On prend les mêmes et on recommence : menaçant de s’immoler en place publique, les vaches sacrées, (Drucker, Sébastien, Ruquier et consorts…) ont toutes été reconduites. Tandis que France 3 amusait la galerie et les réseaux sociaux en sacrifiant le bateleur Julien Lepers, au terme d’une polémique à deux sous: un feuilleton indigne d’une chaine à qui la réforme Territoriale de François Hollande offrait pourtant l’occasion de se redéployer de manière ambitieuse. Les quelques rares bonnes fictions vecteurs d’audiences, diffusées sur France 2 et France 3, portent toutes par ailleurs la griffe de l’équipe dirigeante sortante. Même chose pour l’info, où l’héritage de l’ancien patron de l’information du groupe, Thierry Thuillier, ensemencé par David Pujadas, continue de faire les beaux jours de « JT » à l’excellente tenue.Merci qui?
Mais n’est pas Pierre Desgraupes ou Hervé Bourges qui veut. On voit bien les limites d’une équipe dirigeante hésitante et sans grande marge de manœuvre : prise en étau entre des contraintes budgétaires inextricables et un contexte politique difficile, celle qui aura à enjamber à la tête de cette entreprise, une élection présidentielle à hauts risques navigue sur une ligne de crête. Quitte à trébucher, ne faudrait-il pas mieux que Delphine Ernotte et ses capitaines prennent au moins quelques risques, plutôt que de couper les têtes et multiplier les coups de menton?

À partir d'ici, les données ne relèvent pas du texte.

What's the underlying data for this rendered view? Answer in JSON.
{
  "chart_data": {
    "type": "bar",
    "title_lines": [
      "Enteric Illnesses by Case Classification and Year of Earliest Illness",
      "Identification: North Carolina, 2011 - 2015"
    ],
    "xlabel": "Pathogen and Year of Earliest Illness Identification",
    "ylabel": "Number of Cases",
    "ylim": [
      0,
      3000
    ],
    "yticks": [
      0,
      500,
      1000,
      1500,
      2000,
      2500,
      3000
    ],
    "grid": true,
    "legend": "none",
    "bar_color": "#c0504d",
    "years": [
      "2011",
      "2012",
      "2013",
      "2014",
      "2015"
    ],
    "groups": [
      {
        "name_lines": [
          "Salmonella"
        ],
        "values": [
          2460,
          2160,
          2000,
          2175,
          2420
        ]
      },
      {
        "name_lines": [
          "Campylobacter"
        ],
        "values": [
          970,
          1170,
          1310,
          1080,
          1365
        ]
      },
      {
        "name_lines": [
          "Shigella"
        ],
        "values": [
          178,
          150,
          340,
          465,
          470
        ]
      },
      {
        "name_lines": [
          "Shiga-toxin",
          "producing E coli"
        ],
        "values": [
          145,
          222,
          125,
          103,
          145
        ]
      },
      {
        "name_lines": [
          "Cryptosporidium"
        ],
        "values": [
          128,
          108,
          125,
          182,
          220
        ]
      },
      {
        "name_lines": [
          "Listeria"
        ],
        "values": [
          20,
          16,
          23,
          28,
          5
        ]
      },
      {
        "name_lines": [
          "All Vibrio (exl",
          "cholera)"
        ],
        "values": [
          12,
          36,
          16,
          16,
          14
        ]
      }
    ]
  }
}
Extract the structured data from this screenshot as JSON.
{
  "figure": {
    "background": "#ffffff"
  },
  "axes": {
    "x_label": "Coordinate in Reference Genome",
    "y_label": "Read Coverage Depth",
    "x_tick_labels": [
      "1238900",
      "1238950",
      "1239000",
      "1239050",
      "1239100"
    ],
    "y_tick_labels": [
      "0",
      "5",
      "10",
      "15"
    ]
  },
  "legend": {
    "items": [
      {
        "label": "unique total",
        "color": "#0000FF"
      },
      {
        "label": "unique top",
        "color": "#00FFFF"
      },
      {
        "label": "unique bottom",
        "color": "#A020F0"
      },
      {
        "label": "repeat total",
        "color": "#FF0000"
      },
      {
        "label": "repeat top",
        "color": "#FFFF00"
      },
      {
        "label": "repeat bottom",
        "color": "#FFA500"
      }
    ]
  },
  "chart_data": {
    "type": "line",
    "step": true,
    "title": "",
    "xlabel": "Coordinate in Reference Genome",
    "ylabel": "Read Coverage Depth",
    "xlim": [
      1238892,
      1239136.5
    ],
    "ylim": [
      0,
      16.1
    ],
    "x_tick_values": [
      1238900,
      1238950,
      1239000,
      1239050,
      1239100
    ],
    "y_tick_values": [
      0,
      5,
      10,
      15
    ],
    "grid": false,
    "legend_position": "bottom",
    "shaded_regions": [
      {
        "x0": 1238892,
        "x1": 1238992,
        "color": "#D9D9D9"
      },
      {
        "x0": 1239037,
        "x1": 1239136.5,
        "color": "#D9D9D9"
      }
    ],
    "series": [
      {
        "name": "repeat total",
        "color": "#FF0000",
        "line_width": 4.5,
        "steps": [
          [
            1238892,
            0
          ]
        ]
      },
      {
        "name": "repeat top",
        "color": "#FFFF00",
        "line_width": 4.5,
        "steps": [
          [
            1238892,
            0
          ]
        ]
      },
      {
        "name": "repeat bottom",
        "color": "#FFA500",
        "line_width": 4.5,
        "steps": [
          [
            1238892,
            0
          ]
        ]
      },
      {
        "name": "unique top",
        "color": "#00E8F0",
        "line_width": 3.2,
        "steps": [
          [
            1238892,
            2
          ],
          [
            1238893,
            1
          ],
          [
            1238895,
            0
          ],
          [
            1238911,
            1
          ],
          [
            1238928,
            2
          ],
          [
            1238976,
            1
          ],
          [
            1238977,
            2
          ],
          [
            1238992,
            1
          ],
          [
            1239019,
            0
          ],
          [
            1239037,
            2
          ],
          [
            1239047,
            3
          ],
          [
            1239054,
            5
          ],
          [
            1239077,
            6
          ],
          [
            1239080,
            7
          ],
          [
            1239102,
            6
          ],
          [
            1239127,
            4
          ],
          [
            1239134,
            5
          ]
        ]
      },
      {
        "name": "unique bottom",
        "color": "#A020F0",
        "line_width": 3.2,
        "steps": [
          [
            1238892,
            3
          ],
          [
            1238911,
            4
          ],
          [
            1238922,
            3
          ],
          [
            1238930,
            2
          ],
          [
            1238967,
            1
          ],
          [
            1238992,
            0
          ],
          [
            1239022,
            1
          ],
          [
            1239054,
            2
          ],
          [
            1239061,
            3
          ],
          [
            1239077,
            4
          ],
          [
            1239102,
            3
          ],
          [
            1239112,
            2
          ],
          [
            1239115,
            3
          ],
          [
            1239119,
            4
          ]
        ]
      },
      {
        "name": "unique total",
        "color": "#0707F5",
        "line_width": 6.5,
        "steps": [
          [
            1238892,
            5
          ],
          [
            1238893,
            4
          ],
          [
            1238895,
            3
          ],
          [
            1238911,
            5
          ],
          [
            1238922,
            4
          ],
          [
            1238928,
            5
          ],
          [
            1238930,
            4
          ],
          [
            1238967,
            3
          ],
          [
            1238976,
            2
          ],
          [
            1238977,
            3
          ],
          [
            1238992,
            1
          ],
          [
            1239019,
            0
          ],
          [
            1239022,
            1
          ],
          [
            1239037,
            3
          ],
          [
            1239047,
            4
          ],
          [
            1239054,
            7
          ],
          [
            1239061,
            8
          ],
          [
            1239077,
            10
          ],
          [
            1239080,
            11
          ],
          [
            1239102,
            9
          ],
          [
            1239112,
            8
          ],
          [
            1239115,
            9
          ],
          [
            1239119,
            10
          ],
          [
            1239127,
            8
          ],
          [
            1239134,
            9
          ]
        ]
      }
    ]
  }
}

«Osons, osons !», clamait Jean-Pierre Elkabbach à ce même poste, ce JPE qui « osa » Jean-Luc Delarue avant de se lancer dans une cavalcade de projets de développements débridés, tous sous-tendus par un souffle créatif tout aussi débridé. Ce que firent aussi Patrick de Carolis et Patrice Duhamel à leur manière, avant que le vaisseau France Télévisions ne s’assoupisse avec Rémy Pflimlin. Et ne pique du nez avec Delphine Ernotte?